The only benchmark Google has disclosed is FairFace, a set of tens of thousands of people’s headshots. The company claims that PaliGemma 2 scored well on FairFace. But some researchers have criticized the benchmark as a bias metric, noting that FairFace represents only a handful of race groups.
“Interpreting emotions is quite a subjective matter that extends beyond use of visual aids, and is heavily embedded within a personal and cultural context,” said Heidy Khlaaf, chief AI scientist at the AI Now Institute, a nonprofit that studies the societal implications of artificial intelligence. “AI aside, research has shown that we cannot infer emotions from facial features alone.”
Emotion detection systems have raised the ire of regulators overseas, who’ve sought to limit the use of the technology in high-risk contexts. The AI Act, the major piece of AI legislation in the EU, prohibits schools and employers from deploying emotion detectors (but not law enforcement agencies).
The biggest apprehension around open models like PaliGemma 2, which is available from a number of hosts including AI dev platform Hugging Face, is that they’ll be abused or misused, which could lead to real-world harm.

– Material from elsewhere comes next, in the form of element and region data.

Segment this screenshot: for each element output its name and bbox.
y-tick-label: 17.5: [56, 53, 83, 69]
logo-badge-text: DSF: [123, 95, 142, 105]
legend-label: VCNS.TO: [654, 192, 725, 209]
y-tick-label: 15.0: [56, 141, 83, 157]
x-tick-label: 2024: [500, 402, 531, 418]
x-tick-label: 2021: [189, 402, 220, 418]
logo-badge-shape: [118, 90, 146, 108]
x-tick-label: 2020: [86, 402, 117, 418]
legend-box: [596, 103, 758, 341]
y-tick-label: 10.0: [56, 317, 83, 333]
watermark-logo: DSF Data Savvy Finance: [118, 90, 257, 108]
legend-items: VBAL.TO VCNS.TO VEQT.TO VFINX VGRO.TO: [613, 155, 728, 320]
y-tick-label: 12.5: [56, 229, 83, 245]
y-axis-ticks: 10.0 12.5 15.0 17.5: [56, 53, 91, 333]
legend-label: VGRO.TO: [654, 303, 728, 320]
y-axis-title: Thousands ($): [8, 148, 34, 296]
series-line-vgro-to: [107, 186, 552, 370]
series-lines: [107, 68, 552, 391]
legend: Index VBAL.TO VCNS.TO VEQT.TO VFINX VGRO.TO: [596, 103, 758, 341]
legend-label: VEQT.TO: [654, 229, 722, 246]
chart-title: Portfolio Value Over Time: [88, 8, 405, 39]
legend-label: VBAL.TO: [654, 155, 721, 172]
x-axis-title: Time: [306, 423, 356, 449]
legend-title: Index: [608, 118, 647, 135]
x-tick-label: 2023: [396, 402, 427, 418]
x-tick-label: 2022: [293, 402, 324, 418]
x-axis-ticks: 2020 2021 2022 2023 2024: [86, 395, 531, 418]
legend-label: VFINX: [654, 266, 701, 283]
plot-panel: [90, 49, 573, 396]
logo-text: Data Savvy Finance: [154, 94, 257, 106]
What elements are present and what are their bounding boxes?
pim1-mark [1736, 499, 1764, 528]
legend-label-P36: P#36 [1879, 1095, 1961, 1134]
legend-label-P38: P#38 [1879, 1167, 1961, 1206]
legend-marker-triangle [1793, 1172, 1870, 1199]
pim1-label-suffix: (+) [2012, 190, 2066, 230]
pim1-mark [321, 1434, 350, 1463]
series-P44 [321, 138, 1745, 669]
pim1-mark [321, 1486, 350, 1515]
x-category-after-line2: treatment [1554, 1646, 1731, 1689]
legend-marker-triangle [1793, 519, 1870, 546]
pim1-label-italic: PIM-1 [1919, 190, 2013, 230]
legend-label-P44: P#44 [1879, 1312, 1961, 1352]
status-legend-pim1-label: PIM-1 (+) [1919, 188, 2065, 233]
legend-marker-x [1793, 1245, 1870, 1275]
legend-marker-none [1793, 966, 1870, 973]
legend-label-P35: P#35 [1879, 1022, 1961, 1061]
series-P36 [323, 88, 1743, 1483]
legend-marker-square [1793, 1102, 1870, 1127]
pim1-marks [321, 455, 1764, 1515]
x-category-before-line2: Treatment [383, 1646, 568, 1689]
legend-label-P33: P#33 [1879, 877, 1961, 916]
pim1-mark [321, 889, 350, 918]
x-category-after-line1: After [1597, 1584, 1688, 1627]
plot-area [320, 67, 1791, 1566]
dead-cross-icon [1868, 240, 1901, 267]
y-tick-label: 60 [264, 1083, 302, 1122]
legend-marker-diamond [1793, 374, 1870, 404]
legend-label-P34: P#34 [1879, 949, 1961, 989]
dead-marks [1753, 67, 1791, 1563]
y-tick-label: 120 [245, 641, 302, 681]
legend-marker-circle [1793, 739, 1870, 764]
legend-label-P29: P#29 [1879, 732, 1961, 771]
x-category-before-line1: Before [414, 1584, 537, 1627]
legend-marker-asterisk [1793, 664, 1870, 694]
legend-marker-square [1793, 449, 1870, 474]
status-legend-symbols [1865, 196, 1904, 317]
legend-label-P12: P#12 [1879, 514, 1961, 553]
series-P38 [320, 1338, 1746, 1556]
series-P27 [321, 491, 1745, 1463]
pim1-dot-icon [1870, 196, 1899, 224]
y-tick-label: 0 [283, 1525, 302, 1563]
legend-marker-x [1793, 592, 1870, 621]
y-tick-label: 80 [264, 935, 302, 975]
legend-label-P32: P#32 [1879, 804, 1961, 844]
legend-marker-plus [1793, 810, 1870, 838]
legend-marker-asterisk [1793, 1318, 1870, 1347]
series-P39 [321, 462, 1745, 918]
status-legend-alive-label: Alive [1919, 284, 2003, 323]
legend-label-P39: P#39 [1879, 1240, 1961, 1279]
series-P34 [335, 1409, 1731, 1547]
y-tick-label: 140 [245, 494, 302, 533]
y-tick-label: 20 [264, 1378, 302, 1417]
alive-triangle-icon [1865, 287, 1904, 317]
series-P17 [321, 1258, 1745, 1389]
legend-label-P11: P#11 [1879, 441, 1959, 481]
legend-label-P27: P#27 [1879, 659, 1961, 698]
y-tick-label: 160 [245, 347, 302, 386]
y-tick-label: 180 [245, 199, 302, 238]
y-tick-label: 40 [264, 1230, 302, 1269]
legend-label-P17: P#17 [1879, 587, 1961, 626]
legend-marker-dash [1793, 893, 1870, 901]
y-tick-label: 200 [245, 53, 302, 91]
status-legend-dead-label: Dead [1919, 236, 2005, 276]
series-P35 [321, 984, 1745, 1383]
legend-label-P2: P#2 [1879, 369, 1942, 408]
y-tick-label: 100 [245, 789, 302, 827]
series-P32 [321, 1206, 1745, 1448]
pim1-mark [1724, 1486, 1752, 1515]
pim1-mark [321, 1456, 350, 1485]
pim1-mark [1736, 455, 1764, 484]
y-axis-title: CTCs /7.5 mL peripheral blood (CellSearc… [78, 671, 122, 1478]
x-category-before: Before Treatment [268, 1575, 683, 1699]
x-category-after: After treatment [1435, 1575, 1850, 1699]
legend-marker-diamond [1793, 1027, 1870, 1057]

“If this so-called ’emotional identification’ is built on pseudoscientific presumptions, there are significant implications in how this capability may be used to further — and falsely — discriminate against marginalized groups such as in law enforcement, human resourcing, border governance, and so on,” Khlaaf said.
Asked about the dangers of publicly releasing PaliGemma 2, a Google spokesperson said the company stands behind its tests for “representational harms” as they relate to visual question answering and captioning. “We conducted robust evaluations of PaliGemma 2 models concerning ethics and safety, including child safety, content safety,” they added.
Watcher isn’t convinced that’s enough.
“Responsible innovation means that you think about the consequences from the first day you step into your lab and continue to do so throughout the lifecycle of a product,” she said. “I can think of myriad potential issues [with models like this] that can lead to a dystopian future, where your emotions determine if you get the job, a loan, and if you’re admitted to uni.”